Svincolo del Lotto zero barricata contro le ruspe

Il proprietario dell’area destinata alla rampa blocca il cantiere con auto e trattori Comune e forze dell’ordine minacciano di denunciarlo: si arrende dopo tre ore
TERAMO. «Se volte passare, dovete seppellirmi qui, sulla terra di mio padre». Umberto Ricci ha accolto così, alle 7 di ieri mattina, i tecnici del Comune e dell'impresa appaltatrice arrivati a prendere possesso del suo terreno alla Gannarana. Su quell'area, coltivata a pomodori e altri ortaggi, passerà lo svincolo del Lotto zero. L'opera, avviata anni fa, è rimasta a lungo bloccata per effetto di una sentenza del Tar. Nel frattempo l'amministrazione ha corretto gli errori, fatto ripartire la procedura di esproprio e ieri mattina tecnici e operai si sono presentati sul posto, a pochi metri dalla riva del Tordino, per prendere possesso delle aree.

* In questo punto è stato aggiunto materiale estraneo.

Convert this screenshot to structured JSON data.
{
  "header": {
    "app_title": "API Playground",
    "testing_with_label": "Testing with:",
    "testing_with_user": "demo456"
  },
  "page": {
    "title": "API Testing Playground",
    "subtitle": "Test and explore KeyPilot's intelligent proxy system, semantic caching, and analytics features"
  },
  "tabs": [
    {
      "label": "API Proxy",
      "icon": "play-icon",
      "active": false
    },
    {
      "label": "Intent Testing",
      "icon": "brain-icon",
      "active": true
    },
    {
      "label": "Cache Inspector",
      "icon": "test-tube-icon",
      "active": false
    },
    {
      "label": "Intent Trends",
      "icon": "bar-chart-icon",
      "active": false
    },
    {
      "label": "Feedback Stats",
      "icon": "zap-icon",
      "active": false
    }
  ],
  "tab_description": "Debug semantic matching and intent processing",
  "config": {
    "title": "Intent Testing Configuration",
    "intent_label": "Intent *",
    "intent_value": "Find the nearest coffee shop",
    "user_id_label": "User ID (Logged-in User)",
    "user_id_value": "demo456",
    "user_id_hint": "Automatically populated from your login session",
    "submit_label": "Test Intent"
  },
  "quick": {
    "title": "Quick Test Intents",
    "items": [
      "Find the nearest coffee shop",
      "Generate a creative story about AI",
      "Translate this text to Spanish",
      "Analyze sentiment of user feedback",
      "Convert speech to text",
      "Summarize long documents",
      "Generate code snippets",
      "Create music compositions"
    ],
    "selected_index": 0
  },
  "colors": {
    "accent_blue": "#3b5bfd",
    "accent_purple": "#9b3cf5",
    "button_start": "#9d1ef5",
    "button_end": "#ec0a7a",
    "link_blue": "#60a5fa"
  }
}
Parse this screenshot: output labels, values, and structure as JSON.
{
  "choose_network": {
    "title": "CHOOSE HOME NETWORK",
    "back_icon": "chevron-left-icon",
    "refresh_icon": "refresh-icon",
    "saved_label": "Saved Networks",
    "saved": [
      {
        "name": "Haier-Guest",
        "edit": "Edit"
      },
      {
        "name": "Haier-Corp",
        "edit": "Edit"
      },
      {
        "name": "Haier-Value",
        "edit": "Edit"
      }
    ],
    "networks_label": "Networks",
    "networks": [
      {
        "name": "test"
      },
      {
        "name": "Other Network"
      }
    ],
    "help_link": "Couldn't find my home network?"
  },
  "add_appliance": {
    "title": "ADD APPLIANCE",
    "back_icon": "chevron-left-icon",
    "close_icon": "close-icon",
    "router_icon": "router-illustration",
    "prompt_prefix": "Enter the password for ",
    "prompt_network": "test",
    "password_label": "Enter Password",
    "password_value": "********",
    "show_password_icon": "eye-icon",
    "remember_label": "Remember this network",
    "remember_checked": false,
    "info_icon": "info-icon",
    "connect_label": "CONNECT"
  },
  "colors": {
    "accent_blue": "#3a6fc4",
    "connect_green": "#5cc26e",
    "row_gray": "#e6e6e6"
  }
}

Ricci però era tutt'altro che intenzionato a cedere il passo alle ruspe. Anzi, al confine del suo terreno ha alzato una sorta di barricata, con trattori, auto e altri mezzi, a difesa di quella proprietà ereditata dal padre. «Scostumati, fuorilegge», ha scandito ad alta voce, «da qui non me ne vado». La sua protesta, oltre che dal legame affettivo con quel fazzoletto di terra, è spinta dal fatto il prezzo indicato dal Comune come indennizzo è troppo basso e il pagamento non è certo. «Se non pagate, non passate», ha insistito, «pensate che vi regalo la mia terra per quattro soldi?». Ricci sul momento non si è fatto intimidire neppure dalla presenza di vigili urbani, polizia e carabinieri pronti a smantellare la barricata. Sul posto è arrivato l'assessore all'urbanistica Mario Cozzi. «La procedura di esproprio è perfetta», ha ricordato, «e l'indennizzo anche superiore al valore di mercato del terreno». Ricci, a conti fatti, incasserebbe circa 100mila euro. Il proprietario però, già in causa con l'Anas per un esproprio non pagato relativo al tracciato principale del Lotto zero, non si fida. La trattativa, con toni accessi, è andata avanti per oltre due ore e di fronte alla minaccia di vedersi denunciato per interruzione di pubblico servizio Ricci è stato costretto a cedere. Ha spostato trattori e auto ma mastica amaro. «Il sindaco Maurizio Brucchi non ha rispettato i patti», continua a protestare, «aveva assicurato che l'esproprio non sarebbe partito prima dell'incontro con la commissione che valuterà la congruità dell'indennizzo». Gli operai, però, stanno già piantando sul suo terreno lunghi paletti di ferro che tracciano la linea ideale dello svincolo. «Ho dovuto cedere», conclude, «per evitare che oltre al danno subissi anche la beffa».